Está nas mãos da ministra Carmem Lúcia, futura presidente do Supremo Tribunal Federal (STF), a decisão sobre o pedido de autorização para interrupção da gravidez de mulheres infectadas pelo vírus zika. Ela já solicitou que o processo seja colocado na pauta de votação do plenário da casa. A data de julgamento, no entanto, ainda não foi marcada. Na última terça-feira, o procurador-geral da República, Rodrigo Janot, apresentou parecer favorável ao aborto, avaliando que a continuidade forçada da gestação representa “risco à saúde psíquica da mulher”. O STF já havia recebido resposta da Advocacia-Geral da União (AGU), que se colocou contrária à interrupção. Com esses dois posicionamentos, a ministra já pode apresentar seu voto, acatando ou não o pedido feito na ação movida pela Associação Nacional de Defensores Públicos (Anadep). Na próxima segunda-feira, Carmem Lúcia assume a presidência do Supremo Tribunal Federal.
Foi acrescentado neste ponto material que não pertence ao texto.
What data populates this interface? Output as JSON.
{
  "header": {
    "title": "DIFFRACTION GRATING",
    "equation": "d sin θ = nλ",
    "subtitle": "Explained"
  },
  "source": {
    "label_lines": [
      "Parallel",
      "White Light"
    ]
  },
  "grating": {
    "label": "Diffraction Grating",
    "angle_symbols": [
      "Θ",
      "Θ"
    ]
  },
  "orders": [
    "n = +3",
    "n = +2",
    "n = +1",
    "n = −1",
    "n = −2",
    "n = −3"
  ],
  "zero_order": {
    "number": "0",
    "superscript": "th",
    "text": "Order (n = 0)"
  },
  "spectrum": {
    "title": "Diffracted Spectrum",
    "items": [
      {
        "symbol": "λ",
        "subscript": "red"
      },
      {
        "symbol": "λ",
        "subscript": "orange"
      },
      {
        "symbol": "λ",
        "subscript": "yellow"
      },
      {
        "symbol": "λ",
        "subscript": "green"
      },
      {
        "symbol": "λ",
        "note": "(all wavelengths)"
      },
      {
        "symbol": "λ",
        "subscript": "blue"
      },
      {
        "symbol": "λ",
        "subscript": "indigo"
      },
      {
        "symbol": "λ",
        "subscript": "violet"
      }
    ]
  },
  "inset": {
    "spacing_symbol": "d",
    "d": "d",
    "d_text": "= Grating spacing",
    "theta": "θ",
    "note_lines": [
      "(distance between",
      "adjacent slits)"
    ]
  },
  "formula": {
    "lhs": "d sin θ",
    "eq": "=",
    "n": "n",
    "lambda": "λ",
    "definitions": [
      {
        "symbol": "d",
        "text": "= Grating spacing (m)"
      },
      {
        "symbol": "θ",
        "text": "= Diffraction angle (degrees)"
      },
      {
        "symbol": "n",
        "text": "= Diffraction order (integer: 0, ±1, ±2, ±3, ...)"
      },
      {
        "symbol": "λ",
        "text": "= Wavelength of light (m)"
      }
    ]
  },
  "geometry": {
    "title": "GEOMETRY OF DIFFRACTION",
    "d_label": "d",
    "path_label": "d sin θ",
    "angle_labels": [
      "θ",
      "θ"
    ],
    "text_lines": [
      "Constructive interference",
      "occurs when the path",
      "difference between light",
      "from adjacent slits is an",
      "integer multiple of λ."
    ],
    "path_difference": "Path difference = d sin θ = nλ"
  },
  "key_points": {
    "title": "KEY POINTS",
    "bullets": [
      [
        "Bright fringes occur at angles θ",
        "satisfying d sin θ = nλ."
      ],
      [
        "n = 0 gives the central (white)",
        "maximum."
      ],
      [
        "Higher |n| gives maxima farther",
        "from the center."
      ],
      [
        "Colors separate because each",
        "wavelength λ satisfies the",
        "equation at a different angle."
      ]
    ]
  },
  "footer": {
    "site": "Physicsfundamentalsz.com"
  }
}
De acordo com a assessoria do STF, caso a ministra tenha redigido seu voto ou já tenha um entendimento consolidado sobre o tema a ação continuará com ela, após tomar posse no comando da casa. Caberia, então, à Carmem Lúcia colocar o processo em votação no plenário. Caso contrário, o relator da ação passará a ser o ministro Ricardo Lewandowski, atual presidente da casa. Ele herdará todos os processos que hoje estão com a ministra. A antropóloga Débora Diniz, do Instituto de Bioética Anis, uma das instituições que apoiam com assessoria jurídica a ação movida pela Anadep, diz estar confiante que a ministra colocará o tema em votação.“Como relatora, ela movimentou o processo em regime de urgência, após pedido de liminar em favor do direito da mulher de interromper a gravidez. Acredito que isso mostra que ela está sensível ao tema e poderá responder com urgência a essa demanda”, afirma a antropóloga.
PARECER
O Instituto de Bioética Anis foi uma das organizações não-governamentais que articularam a ação que pedia autorização para aborto de fetos anencéfalos, direito reconhecido pelo Supremo Tribunal Federal, em 2012. Para Débora Diniz, o posicionamento de Janot favorável à interrupção tem um peso “muito importante” para o julgamento da ação agora dos casos de mulheres infectadas pelo zika. “Historicamente, a Procuradoria-Geral sempre apresentou posicionamentos diferentes do atual. Isso mostra uma sensibilidade da procuradoria com a dimensão da epidemia”, avalia.
POSICIONAMENTOS
O presidente do Conselho Regional de Medicina (Cremepe), André Dubeux, disse que a instituição ainda não tem um posicionamento fechado sobre o tema, mas que ele, pessoalmente, é contrário à interrupção por entender que ainda não há informações científicas suficientes para determinar o nível de comprometimento de mulheres grávidas infectadas pelo vírus. “Esse é um terreno pantanoso para se discutir agora. Precisamos ter mais dados sobre as consequências dessas arbovirores na gestação. Antes disso, é temeroso qualquer tomada de decisão”, afirma.
O arcebispo de Olinda e Recife, dom Fernando Saburido, disse que a Igreja Católica é contrária ao aborto em qualquer circunstância. “O que temos que fazer é dar o máximo de assistência às mães. Nunca condenar à morte os filhos que elas carregam em seu ventre”, declarou. Em Pernambuco, foram confirmados 378 casos de bebês com microcefalia. Desse total, 181 já estão associados ao zika vírus.